Quels sont les liens entre le fond et la forme ?

Pour les Anciens, fond et forme étaient indissociables : c’est la conception antique du kalos kagathos (« beau et bon », en grec), qui désignait l’homme idéal, en pleine harmonie d’âme et de corps, comme dans l’expression latine mens sana in corpore sano (« un esprit sain dans un corps sain »). Un homme agréable le sera physiquement aussi bien que moralement, alors que la méchanceté se cachera sous les traits de l’homme laid. Cet idéal aristocratique sera repris par les Chevaliers du Moyen-Âge, l’idéal de l’honnête homme au XVIIe siècle, voire le gentleman anglais. Cette conception hante toujours l’inconscient collectif en Occident, amplifiée par la symbolique des couleurs : on associera souvent le cheval blanc au héros et le noir à son ennemi, comme dans la course de chars du film Ben-Hur de William Wyler (USA, 1959), par exemple.
Mais il peut être plus fructueux de renverser les codes pour interroger davantage le lecteur ou le spectateur et enrichir ses émotions. Lorsque la forme n’épouse pas le fond, le spectateur est surpris et d’autant plus bouleversé : Victor Hugo, dans Notre-Dame de Paris (1831), a fait du repoussant Quasimodo un être rempli de bonté et capable d’amour pour Esméralda.
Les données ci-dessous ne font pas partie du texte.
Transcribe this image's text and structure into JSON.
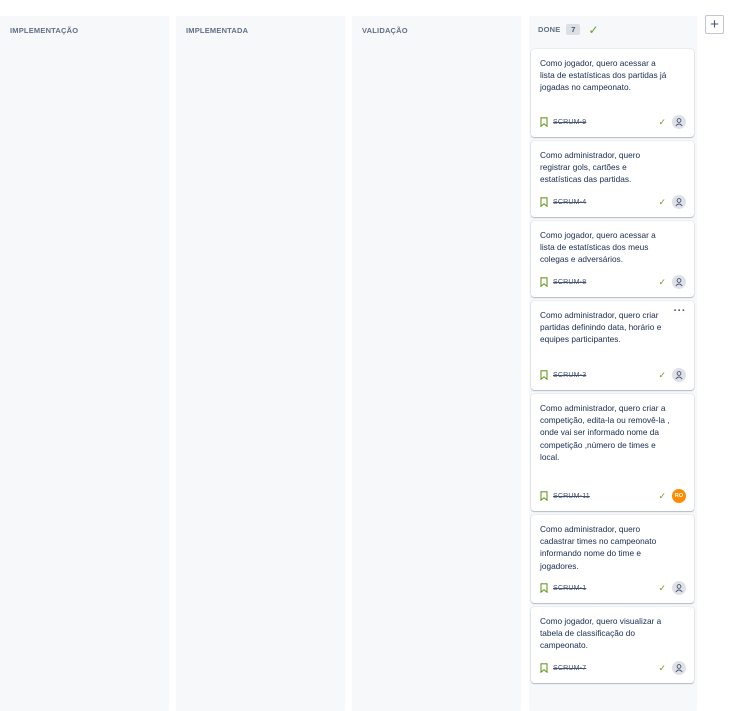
{
  "columns": [
    {
      "title": "IMPLEMENTAÇÃO"
    },
    {
      "title": "IMPLEMENTADA"
    },
    {
      "title": "VALIDAÇÃO"
    },
    {
      "title": "DONE",
      "count": "7"
    }
  ],
  "add_column_label": "+",
  "more_actions_label": "···",
  "cards": [
    {
      "summary": "Como jogador, quero acessar a lista de estatísticas dos partidas já jogadas no campeonato.",
      "key": "SCRUM-9",
      "assignee": ""
    },
    {
      "summary": "Como administrador, quero registrar gols, cartões e estatísticas das partidas.",
      "key": "SCRUM-4",
      "assignee": ""
    },
    {
      "summary": "Como jogador, quero acessar a lista de estatísticas dos meus colegas e adversários.",
      "key": "SCRUM-8",
      "assignee": ""
    },
    {
      "summary": "Como administrador, quero criar partidas definindo data, horário e equipes participantes.",
      "key": "SCRUM-3",
      "assignee": ""
    },
    {
      "summary": "Como administrador, quero criar a competição, edita-la ou removê-la , onde vai ser informado nome da competição ,número de times e local.",
      "key": "SCRUM-11",
      "assignee": "RO"
    },
    {
      "summary": "Como administrador, quero cadastrar times no campeonato informando nome do time e jogadores.",
      "key": "SCRUM-1",
      "assignee": ""
    },
    {
      "summary": "Como jogador, quero visualizar a tabela de classificação do campeonato.",
      "key": "SCRUM-7",
      "assignee": ""
    }
  ],
  "colors": {
    "column_bg": "#f7f8f9",
    "done_green": "#6a9a23",
    "avatar_orange": "#ff8b00"
  },
  "icons": {
    "done": "check-icon",
    "issue_type": "bookmark-icon",
    "assignee": "user-icon",
    "more": "ellipsis-icon",
    "add": "plus-icon"
  }
}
Esméralda donnant à boire à Quasimodo sur le pilori. Gustave BRION, gravure, Notre-Dame de Paris, 1877, édition Hugues, Paris.



- Arts plastiques

Le mot forme revêt plusieurs sens. En voici deux couramment employés :
1. Contour matériel. La forme désigne l’aspect extérieur d’une surface ou d’un objet. Dans ce sens, elle s’approche des contours, d’une limite avec l’espace environnant. Elle peut-être alors, ouverte, fermée, creuse. Ces caractéristiques sont étroitement liées à sa conception ou à son matériau de réalisation : modulable, en mouvement (comme le corps du danseur), évolutive (avec un matériau périssable), immatérielle (avec la lumière, le son)…

Robert MORRIS, Steam, 1995, CAPC Bordeaux.



2. Style. Le mot renvoie à l’ensemble des caractères stylistiques d’une œuvre. On parle par exemple d’une forme élancée pour une œuvre gothique, d’une forme figurative ou abstraite selon qu’elle renvoie ou non à l’apparence d’un objet, d’une forme poétique…

- Lettres

La forme peut avoir une influence sur le fond : la forme engage le sens, donne une dimension supplémentaire à l’interprétation de l’œuvre littéraire.
Il peut y avoir une volonté mimétique d’adapter la forme au fond, dans les Calligrammes d’Apollinaire en particulier. C’est une façon de s’affranchir des formes fixes, notamment en poésie (sonnet, ode, rondeau, ballade, haïku…). Mais le mimétisme seul a ses limites et s’avère stérile. D’où la tendance à la liberté de forme, qui démultiplie le sens, en particulier en poésie contemporaine.
Cela pose aussi la question du choix du genre littéraire : pourquoi la poésie plutôt que la nouvelle ? La nouvelle que le roman ?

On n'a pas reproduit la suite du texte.